If I had known 365 days ago that I would be trapped in my house with all seven of my small children, primarily alone—for the next year, I would have had a nervous break down right then. Instead, I had a few small ones along the way. I love my children. I really do—but being together without any opportunity for space, emotionally or physically, was overwhelming at times. I took up exercise to channel the angst the first couple of months (and promptly abandoned it). I walked out of my house and told my children not to follow while I sat in my car and cried. I fantasized about going back to work as a nurse in a pandemic instead of tending to the incessant needs and cries of so many little people simultaneously. I tried to escape with Bridgerton, M&M cookies, and audiobooks. (Side note: While it didn’t work, I maintain an affinity for all three.)

We started the pandemic with an infant that ate every 3 hours, a one year old, a newly 3 year old, and 4 older kids. We had two sets of diapers and two other sets of pull-ups. A construction mud pit for a yard. A toddler who coped by escaping our house and being brought home by neighbors. A preschooler having 4-5 accidents a day. Someone who had never once aspired to teach at the healm of managing four different school curriculums with 3 partially functioning devices. Spoiler alert: that one is me.

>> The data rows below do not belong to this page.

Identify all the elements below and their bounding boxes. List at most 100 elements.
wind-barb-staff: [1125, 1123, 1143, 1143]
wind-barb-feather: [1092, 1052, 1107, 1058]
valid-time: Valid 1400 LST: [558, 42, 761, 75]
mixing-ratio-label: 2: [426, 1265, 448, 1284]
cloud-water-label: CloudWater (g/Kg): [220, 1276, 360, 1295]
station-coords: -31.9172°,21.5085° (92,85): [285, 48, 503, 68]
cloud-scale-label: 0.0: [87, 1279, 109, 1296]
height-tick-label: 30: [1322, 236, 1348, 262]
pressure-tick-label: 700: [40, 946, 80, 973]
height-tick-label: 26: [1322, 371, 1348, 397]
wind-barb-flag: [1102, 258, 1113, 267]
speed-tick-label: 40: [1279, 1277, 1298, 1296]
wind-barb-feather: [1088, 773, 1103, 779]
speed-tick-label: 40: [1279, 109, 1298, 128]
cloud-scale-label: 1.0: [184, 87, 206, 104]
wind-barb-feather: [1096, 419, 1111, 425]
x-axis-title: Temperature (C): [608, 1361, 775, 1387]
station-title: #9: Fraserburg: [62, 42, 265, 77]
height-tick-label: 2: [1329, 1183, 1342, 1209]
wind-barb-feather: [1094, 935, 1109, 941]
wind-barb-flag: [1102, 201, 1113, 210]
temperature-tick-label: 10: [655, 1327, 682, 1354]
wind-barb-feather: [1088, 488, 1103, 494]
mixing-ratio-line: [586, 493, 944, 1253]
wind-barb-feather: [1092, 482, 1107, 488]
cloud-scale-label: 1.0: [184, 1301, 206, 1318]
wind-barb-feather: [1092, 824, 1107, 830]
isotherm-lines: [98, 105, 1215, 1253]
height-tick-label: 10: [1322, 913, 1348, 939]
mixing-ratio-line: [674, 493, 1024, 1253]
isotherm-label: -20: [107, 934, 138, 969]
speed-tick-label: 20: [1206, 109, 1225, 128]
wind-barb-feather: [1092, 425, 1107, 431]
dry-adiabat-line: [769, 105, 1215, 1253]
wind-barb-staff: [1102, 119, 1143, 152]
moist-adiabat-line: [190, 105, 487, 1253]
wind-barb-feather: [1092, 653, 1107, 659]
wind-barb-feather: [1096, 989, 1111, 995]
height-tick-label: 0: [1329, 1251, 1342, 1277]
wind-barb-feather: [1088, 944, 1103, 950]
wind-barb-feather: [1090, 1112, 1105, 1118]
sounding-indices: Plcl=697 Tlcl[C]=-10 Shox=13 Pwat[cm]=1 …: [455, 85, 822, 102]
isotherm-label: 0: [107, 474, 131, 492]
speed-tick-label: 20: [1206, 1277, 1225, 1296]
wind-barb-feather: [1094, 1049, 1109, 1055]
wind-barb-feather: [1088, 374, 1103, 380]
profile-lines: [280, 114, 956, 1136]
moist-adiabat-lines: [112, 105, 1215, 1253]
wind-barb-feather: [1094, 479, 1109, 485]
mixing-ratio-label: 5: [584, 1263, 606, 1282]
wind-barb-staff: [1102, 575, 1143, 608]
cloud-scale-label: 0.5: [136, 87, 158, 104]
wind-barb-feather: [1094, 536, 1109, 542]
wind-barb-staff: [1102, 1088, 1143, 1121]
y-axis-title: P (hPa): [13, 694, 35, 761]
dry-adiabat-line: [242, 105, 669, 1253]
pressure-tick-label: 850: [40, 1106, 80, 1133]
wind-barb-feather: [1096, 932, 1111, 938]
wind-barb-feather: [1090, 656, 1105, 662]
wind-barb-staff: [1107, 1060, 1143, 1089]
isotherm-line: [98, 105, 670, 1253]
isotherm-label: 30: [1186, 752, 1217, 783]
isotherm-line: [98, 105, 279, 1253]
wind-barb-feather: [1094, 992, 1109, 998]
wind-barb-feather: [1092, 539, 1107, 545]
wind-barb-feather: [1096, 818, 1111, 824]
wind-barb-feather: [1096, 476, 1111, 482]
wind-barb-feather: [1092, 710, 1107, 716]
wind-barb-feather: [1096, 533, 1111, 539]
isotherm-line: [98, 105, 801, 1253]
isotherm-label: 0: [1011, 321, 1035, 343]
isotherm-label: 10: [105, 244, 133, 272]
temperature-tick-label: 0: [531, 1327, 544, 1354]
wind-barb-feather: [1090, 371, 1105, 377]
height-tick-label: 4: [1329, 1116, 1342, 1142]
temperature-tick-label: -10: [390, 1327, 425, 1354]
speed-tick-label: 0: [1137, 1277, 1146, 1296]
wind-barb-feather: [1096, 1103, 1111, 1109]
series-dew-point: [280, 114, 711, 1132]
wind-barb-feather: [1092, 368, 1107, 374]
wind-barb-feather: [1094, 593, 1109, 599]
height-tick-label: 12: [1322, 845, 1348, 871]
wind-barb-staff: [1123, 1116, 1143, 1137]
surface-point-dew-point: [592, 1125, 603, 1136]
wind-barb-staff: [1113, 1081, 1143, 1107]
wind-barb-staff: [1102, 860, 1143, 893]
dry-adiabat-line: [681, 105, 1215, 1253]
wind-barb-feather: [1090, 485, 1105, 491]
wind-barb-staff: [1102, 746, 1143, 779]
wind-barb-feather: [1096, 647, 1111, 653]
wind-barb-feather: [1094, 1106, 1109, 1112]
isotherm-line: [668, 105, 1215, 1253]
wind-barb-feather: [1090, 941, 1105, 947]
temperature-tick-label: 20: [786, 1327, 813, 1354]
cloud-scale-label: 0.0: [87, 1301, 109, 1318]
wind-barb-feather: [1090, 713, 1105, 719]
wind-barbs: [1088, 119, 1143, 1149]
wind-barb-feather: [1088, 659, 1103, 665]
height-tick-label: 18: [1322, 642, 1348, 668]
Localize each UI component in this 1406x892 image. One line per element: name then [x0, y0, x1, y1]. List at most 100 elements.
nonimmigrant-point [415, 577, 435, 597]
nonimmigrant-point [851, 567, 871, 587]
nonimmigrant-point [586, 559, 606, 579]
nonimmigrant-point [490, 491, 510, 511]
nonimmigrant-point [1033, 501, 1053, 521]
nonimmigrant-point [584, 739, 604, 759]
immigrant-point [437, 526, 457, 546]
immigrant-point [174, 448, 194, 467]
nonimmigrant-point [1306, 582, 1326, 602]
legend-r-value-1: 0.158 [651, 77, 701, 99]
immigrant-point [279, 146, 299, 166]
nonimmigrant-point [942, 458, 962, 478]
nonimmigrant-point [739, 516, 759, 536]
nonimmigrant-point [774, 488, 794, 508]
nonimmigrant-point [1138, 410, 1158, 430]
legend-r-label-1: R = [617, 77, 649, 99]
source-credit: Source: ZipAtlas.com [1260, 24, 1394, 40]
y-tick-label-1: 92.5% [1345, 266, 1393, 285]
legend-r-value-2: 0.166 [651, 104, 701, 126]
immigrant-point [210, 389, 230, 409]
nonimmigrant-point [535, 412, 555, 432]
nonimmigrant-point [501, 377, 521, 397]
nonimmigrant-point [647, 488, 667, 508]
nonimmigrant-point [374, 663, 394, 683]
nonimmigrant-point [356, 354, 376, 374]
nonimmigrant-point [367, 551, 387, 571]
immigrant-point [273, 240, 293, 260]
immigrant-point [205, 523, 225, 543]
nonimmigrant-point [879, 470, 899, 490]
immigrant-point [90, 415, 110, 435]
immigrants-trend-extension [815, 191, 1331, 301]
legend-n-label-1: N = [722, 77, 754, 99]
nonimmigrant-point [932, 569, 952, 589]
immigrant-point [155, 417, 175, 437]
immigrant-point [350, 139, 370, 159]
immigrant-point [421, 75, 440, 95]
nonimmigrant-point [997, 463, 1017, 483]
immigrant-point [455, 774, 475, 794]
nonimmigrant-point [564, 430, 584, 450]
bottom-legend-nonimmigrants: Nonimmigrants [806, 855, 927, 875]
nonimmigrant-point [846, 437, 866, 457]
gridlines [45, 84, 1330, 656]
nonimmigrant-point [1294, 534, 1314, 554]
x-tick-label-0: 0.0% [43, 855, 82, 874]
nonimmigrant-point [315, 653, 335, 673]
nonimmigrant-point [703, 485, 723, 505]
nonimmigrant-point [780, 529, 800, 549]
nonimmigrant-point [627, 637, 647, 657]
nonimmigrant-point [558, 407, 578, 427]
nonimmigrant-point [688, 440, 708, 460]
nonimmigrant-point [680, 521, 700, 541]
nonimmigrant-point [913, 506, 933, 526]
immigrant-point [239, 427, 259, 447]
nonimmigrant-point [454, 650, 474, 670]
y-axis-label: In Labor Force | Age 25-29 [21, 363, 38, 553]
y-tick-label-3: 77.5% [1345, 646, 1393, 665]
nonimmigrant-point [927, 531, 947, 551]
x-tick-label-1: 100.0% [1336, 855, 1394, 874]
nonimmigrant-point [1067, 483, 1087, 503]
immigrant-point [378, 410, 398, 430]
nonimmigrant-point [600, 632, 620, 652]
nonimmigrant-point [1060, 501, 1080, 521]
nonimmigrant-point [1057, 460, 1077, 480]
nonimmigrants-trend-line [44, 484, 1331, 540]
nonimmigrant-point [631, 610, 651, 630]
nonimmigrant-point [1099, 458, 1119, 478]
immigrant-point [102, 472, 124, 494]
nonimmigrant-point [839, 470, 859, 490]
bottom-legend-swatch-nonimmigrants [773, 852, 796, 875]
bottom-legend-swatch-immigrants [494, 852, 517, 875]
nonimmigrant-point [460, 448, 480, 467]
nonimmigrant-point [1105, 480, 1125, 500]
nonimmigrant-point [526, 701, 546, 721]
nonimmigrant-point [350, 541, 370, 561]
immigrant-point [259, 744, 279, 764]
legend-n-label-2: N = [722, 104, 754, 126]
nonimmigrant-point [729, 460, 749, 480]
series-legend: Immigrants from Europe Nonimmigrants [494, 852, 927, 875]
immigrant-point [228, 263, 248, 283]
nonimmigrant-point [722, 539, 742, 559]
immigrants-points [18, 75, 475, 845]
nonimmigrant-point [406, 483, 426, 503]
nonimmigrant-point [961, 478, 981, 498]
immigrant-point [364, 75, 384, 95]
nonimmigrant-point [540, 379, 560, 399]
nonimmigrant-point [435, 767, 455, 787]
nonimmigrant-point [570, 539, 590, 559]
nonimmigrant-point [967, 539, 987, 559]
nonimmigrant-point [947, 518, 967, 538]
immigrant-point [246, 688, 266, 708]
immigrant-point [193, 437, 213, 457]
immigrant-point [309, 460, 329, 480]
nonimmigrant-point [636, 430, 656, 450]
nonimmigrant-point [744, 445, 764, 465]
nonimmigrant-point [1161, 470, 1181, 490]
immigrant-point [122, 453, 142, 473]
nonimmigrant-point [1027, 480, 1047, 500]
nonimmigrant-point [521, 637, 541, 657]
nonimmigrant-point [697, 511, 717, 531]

But, we pivoted. I grew, and my kids did, too. We established a chore chart. We potty trained. We got childproof door locks and went to pelvic floor therapy. We bought countless pairs of headphones and had unspoken races to break them all. The big kids learned responsibility and autonomy in managing school requirements. (The kindergartner, still an S.O.S.) I learned to adjust to never leaving my house. To seeing other adults precisely never. To being horrible at managing anything besides what was immediately in front of me in my home. To abandoning any previous notions of productivity. To not having a clean house, ever. To having exactly zero minutes each day alone. To crawling to 8pm and being dismayed when it finally arrived and I found I was fighting sleep to experience those coveted, quiet moments.

Yet, here we are one year later, and we are still standing. By something that feels nothing short of miraculous, we are (partially) resuming this aspect of life we took for granted 364 days ago. I am so immensely grateful this day is finally upon us, and yet we have spent so much time in this altered normal, the old way of life still feels a bit foreign. I am still drawing out the familiarity of the multitude of things I set aside so casually, as if I would easily retrieve them two weeks later.

I will clean the house. I will catch up on work. I will organize the attic. I will do my taxes. I will bask in the quiet. But for now, I will walk out of these four walls with only a baby in arms and freedom under my wings to take flight into the balmy newness this day offers."